Aku yang berumur 21 tahun juga adalah aku yang menghisap putting masyarakat. Aku bisa menolaknya, tetapi aku akan mengalami kecemasan sebagai yang dianggap “kurang gizi” atau sebaliknya, memilih menghisap putting masyarakat dan di ninabobokkan lalu mati. Aku tahu, hanya putting ibu yang melilitku dengan plasenta sebagai esensi tubuhku. Sedangkan putting masyarakat adalah putting ilusi, sebuah putting yang menyamarkan bentuk payudara ibuku. Tetapi yang membuatku tercabik. Putting ibuku telah memasyarakat. Putting yang meruntuhkan tubuhku.
Di Umur 21 tahun, aku juga melihat tubuhku. Memandang kelaminku sebagai kuasa kejantananku. Kadang aku melihatnya sebagai yang lain. sebagai sesuatu yang tak pernah kuminta. Tuhan menyusun kelamin itu pada tubuhku. Padahal aku ingin menukar kelaminku dengan pena. Agar aku hanya berhasrat untuk mematahkan penaku.
Aku juga melihat jakun yang tumbuh di tengah leherku. Suaraku semakin berat dan bulu-bulu telah menguasai tubuhku. Aku tak pernah meminta untuk bertubuh seperti ini. Aku lebih ingin tidak bertubuh. Tubuh adalah kerinduan. Dan tubuhku tidak pernah tahu arti terpisah dan juga tidak becus mengalami kesepian. Sedang aku yang tidak bertubuh adalah aku yang sepi dan selalu terpisah.
Mengalami berbagai kompleksitas berwajah dua di umur 21 tahun sungguh seperti kencing dengan satu kaki. Aku di gerus oleh ilusi kehidupan. Kehidupan yang miskin esensial. Aku di tombak masyarakat yang tidak mengakui keakuanku . Meraka butuh aku yang menjadi lain. Aku yang berkuasa bukan aku yang esensi.
Inilah aku saat ini. aku yang akan menjadi berisik dan tiba- tiba menjadi diam. Aku yang tertawa dan tiba-tiba menjadi sedih. Kuingatkan untuk tidak berkawan denganku karena aku tiba- tiba menjadi musuh. Sungguh aku hanya ingin mencari kembali putting payudara yang pernah kuhisap dulu. Putting payudara yang bisu. Putting payudara universal. Putting yang melampaui putting ibuku. Putting payudara Tuhan.

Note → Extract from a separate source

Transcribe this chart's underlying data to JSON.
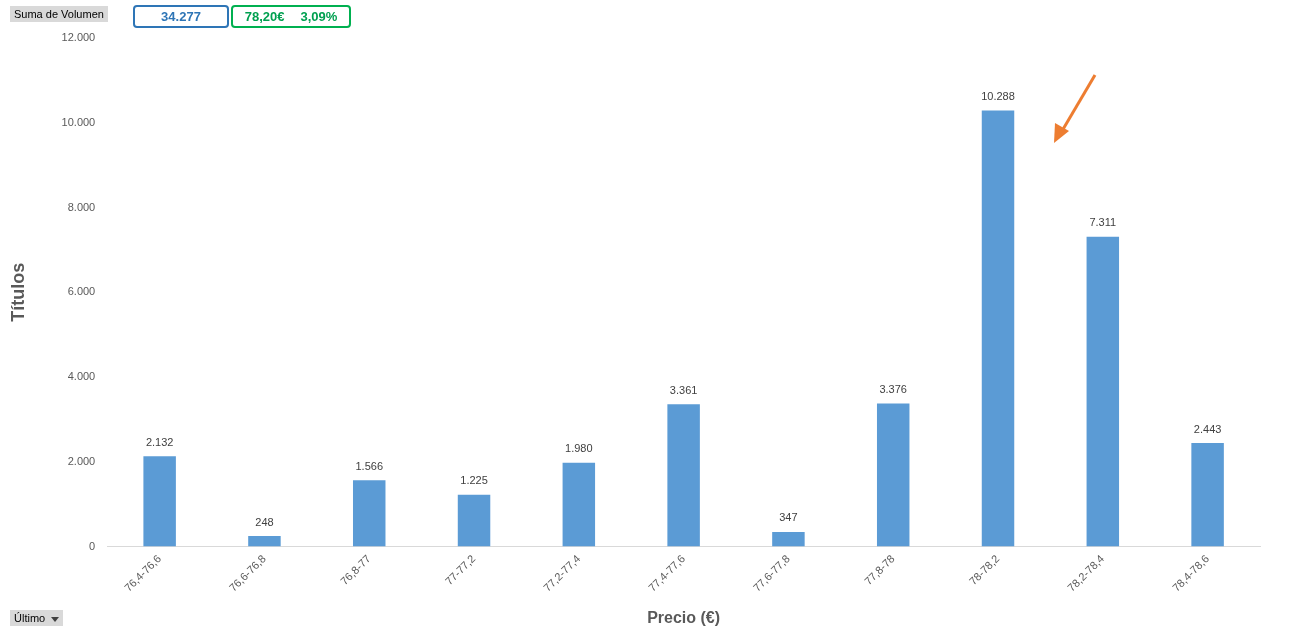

Demikian catatan ini menandakan aku yang memilih untuk tidak memasyarakat.

***

Setelah anda membaca aku yang 21 tahun. Aku telah menjadi dia. Dan apa yang anda baca adalah apa yang anda pikirkan. Secara tidak sadar aku yang 21 tahun dalam tulisan ini telah mati dan bereinkarnasi menjadi dia. Tetapi dia juga telah mati dan kalianlah yang membunuhnya.